Após seu falecimento, foram muitas as notas de pesar, publicadas por diversas entidades do estado do Maranhão, e as notícias publicadas em jornais da região exaltando sua dedicação e o modo exemplar, alegre e extrovertido como atuava nas atividades educacionais. Nos comentários das postagens, muitos estudantes faziam questão de expressar sua gratidão por terem convivido com o Sargento Enos.

Cabe ressaltar ainda que Enos estava prestes a ser promovido à patente de subtenente. Lamentavelmente isso não ocorreu, pois, com a chegada da pandemia de Covid-19, não foi possível realizar os protocolos da promoção.
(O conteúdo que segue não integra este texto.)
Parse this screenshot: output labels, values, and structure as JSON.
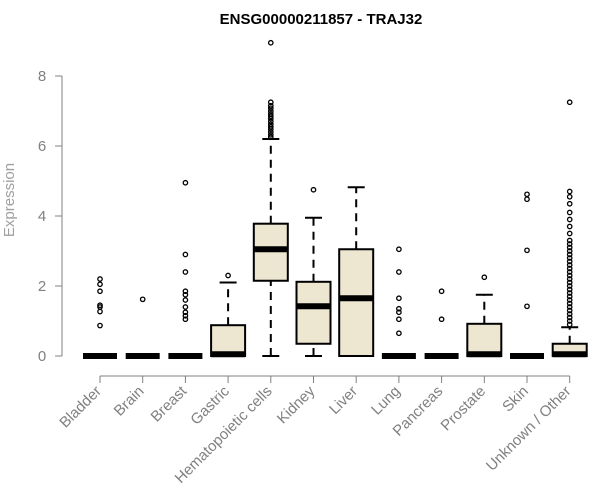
{
  "chart_data": {
    "type": "boxplot",
    "title": "ENSG00000211857 - TRAJ32",
    "xlabel": "",
    "ylabel": "Expression",
    "ylim": [
      0,
      9
    ],
    "yticks": [
      0,
      2,
      4,
      6,
      8
    ],
    "grid": false,
    "legend": "none",
    "box_fill": "#ede6d0",
    "box_stroke": "#000000",
    "categories": [
      "Bladder",
      "Brain",
      "Breast",
      "Gastric",
      "Hematopoietic cells",
      "Kidney",
      "Liver",
      "Lung",
      "Pancreas",
      "Prostate",
      "Skin",
      "Unknown / Other"
    ],
    "boxes": [
      {
        "q1": 0,
        "median": 0,
        "q3": 0,
        "whisker_low": 0,
        "whisker_high": 0,
        "outliers": [
          0.87,
          1.27,
          1.4,
          1.45,
          1.85,
          2.05,
          2.2
        ]
      },
      {
        "q1": 0,
        "median": 0,
        "q3": 0,
        "whisker_low": 0,
        "whisker_high": 0,
        "outliers": [
          1.62
        ]
      },
      {
        "q1": 0,
        "median": 0,
        "q3": 0,
        "whisker_low": 0,
        "whisker_high": 0,
        "outliers": [
          1.05,
          1.15,
          1.25,
          1.4,
          1.6,
          1.75,
          1.85,
          2.4,
          2.9,
          4.95
        ]
      },
      {
        "q1": 0,
        "median": 0.05,
        "q3": 0.88,
        "whisker_low": 0,
        "whisker_high": 2.1,
        "outliers": [
          2.3
        ]
      },
      {
        "q1": 2.15,
        "median": 3.05,
        "q3": 3.78,
        "whisker_low": 0,
        "whisker_high": 6.2,
        "outliers": [
          6.25,
          6.32,
          6.4,
          6.48,
          6.55,
          6.62,
          6.7,
          6.78,
          6.85,
          6.92,
          7.0,
          7.08,
          7.15,
          7.25,
          8.95
        ]
      },
      {
        "q1": 0.35,
        "median": 1.42,
        "q3": 2.12,
        "whisker_low": 0,
        "whisker_high": 3.95,
        "outliers": [
          4.75
        ]
      },
      {
        "q1": 0,
        "median": 1.65,
        "q3": 3.05,
        "whisker_low": 0,
        "whisker_high": 4.82,
        "outliers": []
      },
      {
        "q1": 0,
        "median": 0,
        "q3": 0,
        "whisker_low": 0,
        "whisker_high": 0,
        "outliers": [
          0.65,
          1.05,
          1.25,
          1.35,
          1.65,
          2.4,
          3.05
        ]
      },
      {
        "q1": 0,
        "median": 0,
        "q3": 0,
        "whisker_low": 0,
        "whisker_high": 0,
        "outliers": [
          1.05,
          1.85
        ]
      },
      {
        "q1": 0,
        "median": 0.05,
        "q3": 0.92,
        "whisker_low": 0,
        "whisker_high": 1.75,
        "outliers": [
          2.25
        ]
      },
      {
        "q1": 0,
        "median": 0,
        "q3": 0,
        "whisker_low": 0,
        "whisker_high": 0,
        "outliers": [
          1.42,
          3.02,
          4.48,
          4.62
        ]
      },
      {
        "q1": 0,
        "median": 0.05,
        "q3": 0.35,
        "whisker_low": 0,
        "whisker_high": 0.82,
        "outliers": [
          0.9,
          1.0,
          1.1,
          1.2,
          1.3,
          1.4,
          1.5,
          1.6,
          1.7,
          1.8,
          1.9,
          2.0,
          2.1,
          2.2,
          2.3,
          2.4,
          2.5,
          2.6,
          2.7,
          2.8,
          2.9,
          3.0,
          3.1,
          3.2,
          3.3,
          3.5,
          3.7,
          3.9,
          4.1,
          4.35,
          4.55,
          4.7,
          7.25
        ]
      }
    ]
  }
}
Ainda no tocante ao tempo da pandemia, voltemos ao universo pessoal. Enos era diabético e esse fato proporcionou um momento de muita amorosidade. Preocupada com a saúde do marido e sabendo que diabetes era um fator de risco, Marcilene cuidou rigorosamente da dieta dele para manter a glicose sob controle. Ela e Enos, o único filho que ainda morava com eles, também entraram na dieta, em solidariedade. Sorrindo, Enos Neto relembra que a paixão do pai por pães o fazia quebrar a dieta às escondidas. O predileto dele era um tipo de pão doce que no Piauí tem o nome de “massa fina”.
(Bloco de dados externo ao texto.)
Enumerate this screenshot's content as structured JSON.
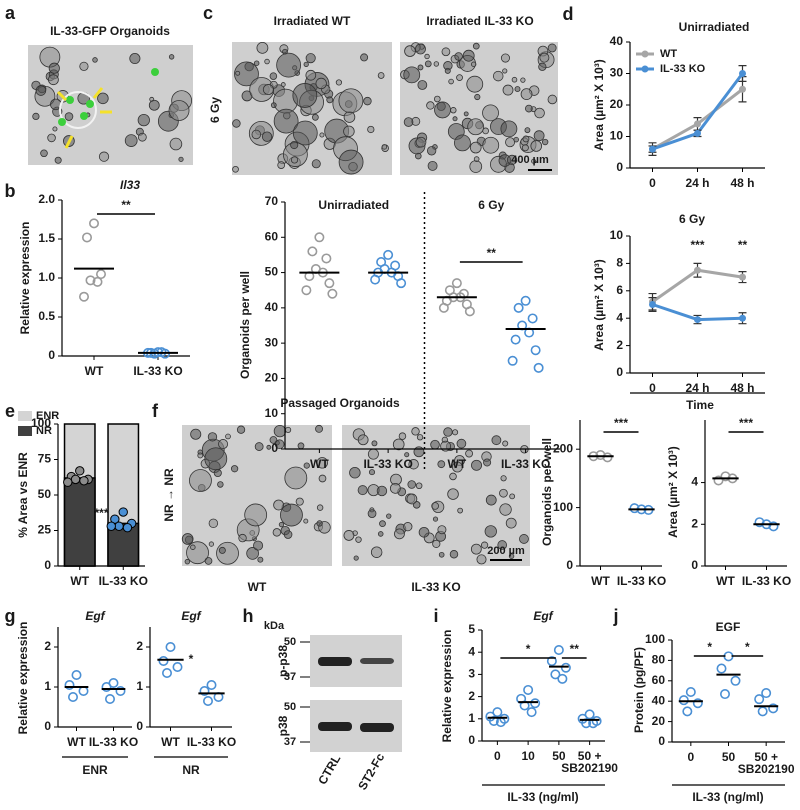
{
  "figure_images": [
    {
      "panel": "a",
      "title": "IL-33-GFP Organoids"
    },
    {
      "panel": "c",
      "titles": [
        "Irradiated WT",
        "Irradiated IL-33 KO"
      ],
      "row_label": "6 Gy",
      "scale_bar": "400 µm"
    },
    {
      "panel": "f",
      "title": "Passaged Organoids",
      "row_label": "NR → NR",
      "labels": [
        "WT",
        "IL-33 KO"
      ],
      "scale_bar": "200 µm"
    },
    {
      "panel": "h",
      "unit": "kDa",
      "markers": [
        50,
        37
      ],
      "rows": [
        "p-p38",
        "p38"
      ],
      "lanes": [
        "CTRL",
        "ST2-Fc"
      ]
    }
  ],
  "chart_data": [
    {
      "panel": "b",
      "type": "strip",
      "title": "Il33",
      "italic_title": true,
      "ylabel": "Relative expression",
      "categories": [
        "WT",
        "IL-33 KO"
      ],
      "points": [
        [
          1.7,
          1.52,
          1.05,
          0.97,
          0.95,
          0.76
        ],
        [
          0.05,
          0.04,
          0.03,
          0.03,
          0.05,
          0.04
        ]
      ],
      "means": [
        1.12,
        0.04
      ],
      "colors": [
        "#9a9a9a",
        "#4a8fd4"
      ],
      "ylim": [
        0,
        2
      ],
      "yticks": [
        0,
        0.5,
        {
          "value": 1,
          "label": "1.0"
        },
        1.5,
        {
          "value": 2,
          "label": "2.0"
        }
      ],
      "significance": [
        {
          "label": "**",
          "pair": [
            0,
            1
          ]
        }
      ]
    },
    {
      "type": "strip",
      "subtitles": [
        "Unirradiated",
        "6 Gy"
      ],
      "ylabel": "Organoids per well",
      "categories": [
        "WT",
        "IL-33 KO",
        "WT",
        "IL-33 KO"
      ],
      "points": [
        [
          60,
          56,
          54,
          51,
          50,
          49,
          47,
          45,
          44
        ],
        [
          55,
          53,
          52,
          51,
          50,
          50,
          49,
          48,
          47
        ],
        [
          47,
          45,
          44,
          43,
          43,
          42,
          41,
          40,
          39
        ],
        [
          42,
          40,
          37,
          35,
          33,
          31,
          28,
          25,
          23
        ]
      ],
      "means": [
        50,
        50,
        43,
        34
      ],
      "colors": [
        "#9a9a9a",
        "#4a8fd4",
        "#9a9a9a",
        "#4a8fd4"
      ],
      "ylim": [
        0,
        70
      ],
      "yticks": [
        0,
        10,
        20,
        30,
        40,
        50,
        60,
        70
      ],
      "significance": [
        {
          "label": "**",
          "pair": [
            2,
            3
          ]
        }
      ]
    },
    {
      "panel": "d",
      "type": "line",
      "title": "Unirradiated",
      "ylabel": "Area (µm² X 10³)",
      "categories": [
        "0",
        "24 h",
        "48 h"
      ],
      "series": [
        {
          "name": "WT",
          "color": "#a6a6a6",
          "values": [
            6,
            14,
            25
          ],
          "errors": [
            2,
            2,
            4
          ]
        },
        {
          "name": "IL-33 KO",
          "color": "#4a8fd4",
          "values": [
            6,
            11,
            30
          ],
          "errors": [
            1,
            1,
            2.5
          ]
        }
      ],
      "ylim": [
        0,
        40
      ],
      "yticks": [
        0,
        10,
        20,
        30,
        40
      ],
      "legend": "upper-left"
    },
    {
      "type": "line",
      "title": "6 Gy",
      "ylabel": "Area (µm² X 10³)",
      "xlabel": "Time",
      "categories": [
        "0",
        "24 h",
        "48 h"
      ],
      "series": [
        {
          "name": "WT",
          "color": "#a6a6a6",
          "values": [
            5.2,
            7.5,
            7.0
          ],
          "errors": [
            0.6,
            0.5,
            0.4
          ]
        },
        {
          "name": "IL-33 KO",
          "color": "#4a8fd4",
          "values": [
            5.0,
            3.9,
            4.0
          ],
          "errors": [
            0.5,
            0.3,
            0.4
          ]
        }
      ],
      "ylim": [
        0,
        10
      ],
      "yticks": [
        0,
        2,
        4,
        6,
        8,
        10
      ],
      "significance": [
        {
          "label": "***",
          "at": 1
        },
        {
          "label": "**",
          "at": 2
        }
      ]
    },
    {
      "panel": "e",
      "type": "bar",
      "ylabel": "% Area vs ENR",
      "categories": [
        "WT",
        "IL-33 KO"
      ],
      "series": [
        {
          "name": "ENR",
          "color": "#d4d4d4",
          "values": [
            100,
            100
          ]
        },
        {
          "name": "NR",
          "color": "#404040",
          "values": [
            62,
            30
          ]
        }
      ],
      "points": [
        [
          67,
          63,
          61,
          61,
          60,
          59
        ],
        [
          38,
          33,
          30,
          28,
          27,
          28
        ]
      ],
      "point_colors": [
        "#8c8c8c",
        "#4a8fd4"
      ],
      "ylim": [
        0,
        100
      ],
      "yticks": [
        0,
        25,
        50,
        75,
        100
      ],
      "legend": "top",
      "significance": [
        {
          "label": "***",
          "pair": [
            0,
            1
          ],
          "line": false
        }
      ]
    },
    {
      "type": "strip",
      "ylabel": "Organoids per well",
      "categories": [
        "WT",
        "IL-33 KO"
      ],
      "points": [
        [
          190,
          188,
          186
        ],
        [
          97,
          99,
          96
        ]
      ],
      "means": [
        188,
        97
      ],
      "colors": [
        "#9a9a9a",
        "#4a8fd4"
      ],
      "ylim": [
        0,
        250
      ],
      "yticks": [
        0,
        100,
        200
      ],
      "significance": [
        {
          "label": "***",
          "pair": [
            0,
            1
          ]
        }
      ]
    },
    {
      "type": "strip",
      "ylabel": "Area (µm² X 10³)",
      "categories": [
        "WT",
        "IL-33 KO"
      ],
      "points": [
        [
          4.3,
          4.1,
          4.2
        ],
        [
          2.0,
          2.1,
          1.9
        ]
      ],
      "means": [
        4.2,
        2.0
      ],
      "colors": [
        "#9a9a9a",
        "#4a8fd4"
      ],
      "ylim": [
        0,
        7
      ],
      "yticks": [
        0,
        2,
        4
      ],
      "significance": [
        {
          "label": "***",
          "pair": [
            0,
            1
          ]
        }
      ]
    },
    {
      "panel": "g",
      "type": "strip",
      "title": "Egf",
      "italic_title": true,
      "ylabel": "Relative expression",
      "group_label": "ENR",
      "categories": [
        "WT",
        "IL-33 KO"
      ],
      "points": [
        [
          1.3,
          1.05,
          0.9,
          0.75
        ],
        [
          1.1,
          1.0,
          0.9,
          0.7
        ]
      ],
      "means": [
        1.0,
        0.95
      ],
      "colors": [
        "#4a8fd4",
        "#4a8fd4"
      ],
      "ylim": [
        0,
        2.5
      ],
      "yticks": [
        0,
        1,
        2
      ]
    },
    {
      "type": "strip",
      "title": "Egf",
      "italic_title": true,
      "group_label": "NR",
      "categories": [
        "WT",
        "IL-33 KO"
      ],
      "points": [
        [
          2.0,
          1.65,
          1.5,
          1.35
        ],
        [
          1.05,
          0.9,
          0.75,
          0.65
        ]
      ],
      "means": [
        1.68,
        0.84
      ],
      "colors": [
        "#4a8fd4",
        "#4a8fd4"
      ],
      "ylim": [
        0,
        2.5
      ],
      "yticks": [
        0,
        1,
        2
      ],
      "significance": [
        {
          "label": "*",
          "pair": [
            0,
            1
          ],
          "line": false
        }
      ]
    },
    {
      "panel": "i",
      "type": "strip",
      "title": "Egf",
      "italic_title": true,
      "ylabel": "Relative expression",
      "xlabel": "IL-33 (ng/ml)",
      "categories": [
        "0",
        "10",
        "50",
        "50 + SB202190"
      ],
      "points": [
        [
          1.3,
          1.1,
          1.0,
          0.9,
          0.85
        ],
        [
          2.3,
          1.9,
          1.7,
          1.6,
          1.3
        ],
        [
          4.1,
          3.6,
          3.3,
          3.0,
          2.8
        ],
        [
          1.2,
          1.0,
          0.9,
          0.8,
          0.8
        ]
      ],
      "means": [
        1.05,
        1.75,
        3.35,
        0.95
      ],
      "colors": [
        "#4a8fd4",
        "#4a8fd4",
        "#4a8fd4",
        "#4a8fd4"
      ],
      "ylim": [
        0,
        5
      ],
      "yticks": [
        0,
        1,
        2,
        3,
        4,
        5
      ],
      "significance": [
        {
          "label": "*",
          "pair": [
            0,
            2
          ]
        },
        {
          "label": "**",
          "pair": [
            2,
            3
          ]
        }
      ]
    },
    {
      "panel": "j",
      "type": "strip",
      "title": "EGF",
      "ylabel": "Protein (pg/PF)",
      "xlabel": "IL-33 (ng/ml)",
      "categories": [
        "0",
        "50",
        "50 + SB202190"
      ],
      "points": [
        [
          49,
          41,
          38,
          30
        ],
        [
          84,
          72,
          60,
          47
        ],
        [
          48,
          42,
          33,
          30
        ]
      ],
      "means": [
        40,
        66,
        35
      ],
      "colors": [
        "#4a8fd4",
        "#4a8fd4",
        "#4a8fd4"
      ],
      "ylim": [
        0,
        100
      ],
      "yticks": [
        0,
        20,
        40,
        60,
        80,
        100
      ],
      "significance": [
        {
          "label": "*",
          "pair": [
            0,
            1
          ]
        },
        {
          "label": "*",
          "pair": [
            1,
            2
          ]
        }
      ]
    }
  ]
}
Enos, o piauiense que teve o Maranhão como lugar de reconhecimento, segue vivo nas demonstrações de todo o carinho de Enos Neto pelo pai e no desejo dele de “seguir honrando o nome do pai e ser ao menos metade do que ele foi e botar em prática tudo o que ele me ensinou”. Vive também no seu “silêncio que segue fazendo barulho” no coração do filho e ecoa nos versos emocionados e emocionantes que virão a seguir.

“Sinto falta
Sinto falta de quando me chamava para tomar café cedo
ignorando meus planos de dormir até tarde;
Sinto falta de quando me chamava pra arrumar alguma coisa junto;
Sinto falta de ‘preparar o terraço para o churrasco’;
Sinto falta de lhe ‘apanhar’, quando seu carro dava problema;
Sinto falta de sua mão pequena, mas cheia de força, em meu ombro ao me dar conselhos;
Sinto falta de lhe massagear depois de um dia de trabalho exaustivo;
Sinto falta de seu cheiro invadindo cada cômodo da casa ao amanhecer;
Sinto falta de ver você usando minhas roupas mais extravagantes;
Sinto falta de suas mensagens e ligações inesperadas, mas cheias de urgência
Para contar uma novidade;
Sinto falta de suas histórias e piadas;
Sinto falta de seus discursos intermináveis nas festas de família;
Sinto falta de seu abraço apertado ao chegar de viagem ou de um dia de trabalho;
Sinto falta de fazer aquele cafuné na sua cabeça;
Sinto falta dos flashbacks no volume máximo;
Sinto falta das maratonas de filmes de ação, mesmo o senhor gostando de filme indiano kkk;
Sinto falta das brincadeiras (e do índio apaixonado);
Sinto falta da sua genialidade e criatividade;
Sinto falta de sua presença na cabeceira da mesa (cadeira do rei);
Sinto falta de chegar e correr pra rede pra lhe abraçar
Sinto falta de sua Voz;
Sinto falta de sua chegada;
Sinto falta de você, pai.”

Enos nasceu em Teresina (PI) e faleceu em Teresina (PI), aos 49 anos, vítima do novo coronavírus.

Tributo escrito a partir de testemunho concedido pelo filho de Enos, Enos Soares da Silva Neto. Este texto foi apurado e escrito por jornalista Ernesto Marques, revisado por Maria Eugênia Laurito Summa e moderado por Ana Macarini em 4 de agosto de 2023.